Nereto. L’amministrazione Minora perde i pezzi. Nel corso dell’ultima seduta del consiglio comunale, il gruppo composto da Gesulmino Di Berardino e Alessandro Di Lorenzo, in maniera chiara ha preso le distanze dall’esecutivo. Posizione, questa, esternata in una nota e con passaggi concreti: astensione sul bilancio di previsione e voto contrario al piano triennale delle opere pubbliche.
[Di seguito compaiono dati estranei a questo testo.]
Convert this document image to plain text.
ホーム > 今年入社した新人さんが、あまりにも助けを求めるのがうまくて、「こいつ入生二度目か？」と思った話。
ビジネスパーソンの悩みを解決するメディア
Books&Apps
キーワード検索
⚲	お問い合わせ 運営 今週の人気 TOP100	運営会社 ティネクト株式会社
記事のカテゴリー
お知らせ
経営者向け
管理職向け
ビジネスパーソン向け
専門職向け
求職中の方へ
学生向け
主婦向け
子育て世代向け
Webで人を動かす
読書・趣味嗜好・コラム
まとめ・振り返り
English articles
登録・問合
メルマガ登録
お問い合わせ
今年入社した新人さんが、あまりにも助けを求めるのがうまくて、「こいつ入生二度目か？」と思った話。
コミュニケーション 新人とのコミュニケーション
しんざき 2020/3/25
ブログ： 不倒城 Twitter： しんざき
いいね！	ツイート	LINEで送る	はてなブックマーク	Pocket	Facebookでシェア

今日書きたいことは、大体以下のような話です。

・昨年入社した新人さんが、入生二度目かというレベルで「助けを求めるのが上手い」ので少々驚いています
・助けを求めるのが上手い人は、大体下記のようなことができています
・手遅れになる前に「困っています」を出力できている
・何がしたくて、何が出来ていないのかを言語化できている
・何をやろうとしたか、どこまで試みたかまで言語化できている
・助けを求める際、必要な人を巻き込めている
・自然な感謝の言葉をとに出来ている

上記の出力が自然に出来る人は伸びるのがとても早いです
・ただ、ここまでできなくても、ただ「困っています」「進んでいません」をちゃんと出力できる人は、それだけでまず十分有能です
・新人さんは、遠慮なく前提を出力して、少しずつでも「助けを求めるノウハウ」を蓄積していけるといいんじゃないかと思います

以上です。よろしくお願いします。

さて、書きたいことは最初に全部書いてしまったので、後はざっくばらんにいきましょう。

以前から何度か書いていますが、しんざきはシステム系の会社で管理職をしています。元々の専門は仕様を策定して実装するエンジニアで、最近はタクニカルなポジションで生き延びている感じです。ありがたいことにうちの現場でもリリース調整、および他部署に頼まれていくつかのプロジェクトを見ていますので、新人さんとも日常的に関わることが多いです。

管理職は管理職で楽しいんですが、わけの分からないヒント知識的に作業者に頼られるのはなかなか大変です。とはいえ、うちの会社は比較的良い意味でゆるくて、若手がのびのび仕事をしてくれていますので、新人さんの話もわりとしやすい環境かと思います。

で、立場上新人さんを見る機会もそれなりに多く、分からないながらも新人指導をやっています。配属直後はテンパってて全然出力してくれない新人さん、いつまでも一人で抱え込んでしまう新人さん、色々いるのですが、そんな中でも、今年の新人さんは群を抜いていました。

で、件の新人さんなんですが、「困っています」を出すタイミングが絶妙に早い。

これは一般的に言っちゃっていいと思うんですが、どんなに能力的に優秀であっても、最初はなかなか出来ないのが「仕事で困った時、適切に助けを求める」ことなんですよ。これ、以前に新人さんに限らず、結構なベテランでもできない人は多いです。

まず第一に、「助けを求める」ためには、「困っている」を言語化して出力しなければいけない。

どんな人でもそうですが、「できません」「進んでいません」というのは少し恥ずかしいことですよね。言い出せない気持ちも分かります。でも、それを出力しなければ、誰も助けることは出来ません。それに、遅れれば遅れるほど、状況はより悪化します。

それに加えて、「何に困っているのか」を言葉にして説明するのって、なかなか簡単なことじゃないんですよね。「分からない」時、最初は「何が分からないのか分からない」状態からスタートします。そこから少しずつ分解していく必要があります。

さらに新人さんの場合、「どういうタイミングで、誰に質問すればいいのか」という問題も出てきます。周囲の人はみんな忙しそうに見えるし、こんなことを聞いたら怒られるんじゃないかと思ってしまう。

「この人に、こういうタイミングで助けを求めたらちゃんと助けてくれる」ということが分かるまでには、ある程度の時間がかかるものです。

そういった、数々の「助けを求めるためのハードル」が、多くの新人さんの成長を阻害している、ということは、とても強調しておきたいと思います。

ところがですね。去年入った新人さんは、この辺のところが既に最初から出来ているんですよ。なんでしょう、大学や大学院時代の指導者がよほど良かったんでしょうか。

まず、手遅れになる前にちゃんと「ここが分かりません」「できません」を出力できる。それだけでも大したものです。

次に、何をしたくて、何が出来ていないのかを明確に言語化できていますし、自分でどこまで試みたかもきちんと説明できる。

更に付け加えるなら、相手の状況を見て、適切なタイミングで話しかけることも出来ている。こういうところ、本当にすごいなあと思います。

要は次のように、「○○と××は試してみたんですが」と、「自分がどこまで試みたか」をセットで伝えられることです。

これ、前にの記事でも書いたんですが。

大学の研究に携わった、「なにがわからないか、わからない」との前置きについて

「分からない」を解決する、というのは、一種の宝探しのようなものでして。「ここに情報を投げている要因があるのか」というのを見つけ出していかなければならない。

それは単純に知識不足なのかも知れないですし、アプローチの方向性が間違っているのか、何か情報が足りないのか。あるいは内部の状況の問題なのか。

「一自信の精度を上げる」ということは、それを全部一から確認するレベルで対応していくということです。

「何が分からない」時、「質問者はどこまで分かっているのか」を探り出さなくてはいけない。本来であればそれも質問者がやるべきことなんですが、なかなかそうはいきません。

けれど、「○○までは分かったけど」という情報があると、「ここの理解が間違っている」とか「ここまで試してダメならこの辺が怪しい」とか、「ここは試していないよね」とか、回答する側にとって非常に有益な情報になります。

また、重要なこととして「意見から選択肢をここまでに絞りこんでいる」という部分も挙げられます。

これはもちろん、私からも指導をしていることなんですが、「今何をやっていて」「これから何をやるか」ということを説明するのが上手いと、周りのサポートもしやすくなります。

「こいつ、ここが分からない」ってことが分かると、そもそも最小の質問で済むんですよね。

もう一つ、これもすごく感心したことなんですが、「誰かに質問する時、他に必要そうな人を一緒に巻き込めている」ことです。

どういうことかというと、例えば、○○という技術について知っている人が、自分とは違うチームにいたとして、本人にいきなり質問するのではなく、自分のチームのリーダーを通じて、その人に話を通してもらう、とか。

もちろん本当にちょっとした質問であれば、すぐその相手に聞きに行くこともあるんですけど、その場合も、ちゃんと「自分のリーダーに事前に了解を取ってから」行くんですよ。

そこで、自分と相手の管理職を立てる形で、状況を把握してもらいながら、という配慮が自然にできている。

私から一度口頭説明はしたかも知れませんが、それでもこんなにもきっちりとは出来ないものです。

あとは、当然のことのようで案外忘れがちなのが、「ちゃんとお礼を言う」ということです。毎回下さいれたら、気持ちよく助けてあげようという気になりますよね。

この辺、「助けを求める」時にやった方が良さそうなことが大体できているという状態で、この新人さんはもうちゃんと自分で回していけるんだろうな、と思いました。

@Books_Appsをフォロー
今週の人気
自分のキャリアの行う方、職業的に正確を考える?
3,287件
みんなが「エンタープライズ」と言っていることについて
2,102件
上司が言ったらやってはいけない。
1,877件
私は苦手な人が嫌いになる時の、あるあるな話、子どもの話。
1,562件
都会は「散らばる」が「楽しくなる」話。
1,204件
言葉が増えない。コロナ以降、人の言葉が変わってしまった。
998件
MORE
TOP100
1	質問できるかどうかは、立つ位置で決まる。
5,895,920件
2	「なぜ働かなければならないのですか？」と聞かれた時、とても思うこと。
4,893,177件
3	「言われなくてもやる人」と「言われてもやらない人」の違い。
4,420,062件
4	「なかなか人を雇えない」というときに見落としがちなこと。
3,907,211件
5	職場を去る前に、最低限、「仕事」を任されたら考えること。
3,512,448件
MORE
Le ragioni addotte dal gruppo consiliare, riassunte in una lettera (in allegato), però favoriscono la presa di posizione di Daniele Laurenzi, nella duplice veste di vice-sindaco e vice-coordinatore cittadino del Pdl.

“ Il verticismo del quale parlano i Moderati” precisa in una corposa nota Laurenzi, “ è un’accusa non dimostrata dalla realtà dei fatti. Fino ad ieri hanno condiviso tutti i provvedimenti, preventivamente concordati con ogni singolo consigliere.  Il sindaco e gli assessori, a dispetto del metodo tradizionale dove le decisioni si prendono nel chiuso delle stanze e tra pochi intimi, hanno privilegiato il colloquio collegiale con tutte le componenti della maggioranza”. Ora, invece, i due consiglieri eletti in maggioranza (Di Berardino ha anche ricoperto un ruolo in giunta) hanno deciso di prendere le distanze dall’esecutivo, anticipando che non accetteranno né incarichi esterni e né ruoli nel nuovo esecutivo. “ Rispetto la presa di posizione dei Moderati”, prosegue Laurenzi, “ ma quali sono i veri motivi della loro defezione? Votare contro il piano delle opere pubbliche, dopo averlo condiviso e votato in precedenza eccependo solo di non essere d’accordo sulla ristrutturazione di Palazzo Cilli. Nemmeno io sono convinto della ristrutturazione in assenza di fondi aggiuntivi, ma il progetto definitivo andava approvato per non perdere il possibile finanziamento “. L’analisi politica del vice-sindaco, poi, verte anche sull’astensione del gruppo relativamente all’approvazione del documento di programmazione economica e finanziaria dell’ente. “ Una presa di posizione non motivata”, prosegue. “ L’ex  assessore dichiara in consiglio comunale di  non essere più in sintonia con la maggioranza e che occorre modificare il regolamento Tarsu;  ma questo cosa c’entra con il bilancio e sopratutto se si chiede pubblicamente la modifica del regolamento Tarsu, perché l’ex asessore non ha fatto una proposta in tal senso in due anni? Un intervento di pochi minuti che non spiega nulla. Mi sarei aspettato senso di responsabilità, di fronte al primo bilancio soggetto al Patto di Stabilità, un Bilancio dalle maglie strette da parametri che purtroppo vanno rispettati, iniziando dalla riduzione della spesa corrente sopratutto il capitolo riguardante la spesa del personale, su questo, silenzio assordante dai Moderati al pari dell’opposizione ! In ogni caso, il bilancio è stato approvato e la maggioranza va avanti nella politica di risanamento dei conti”.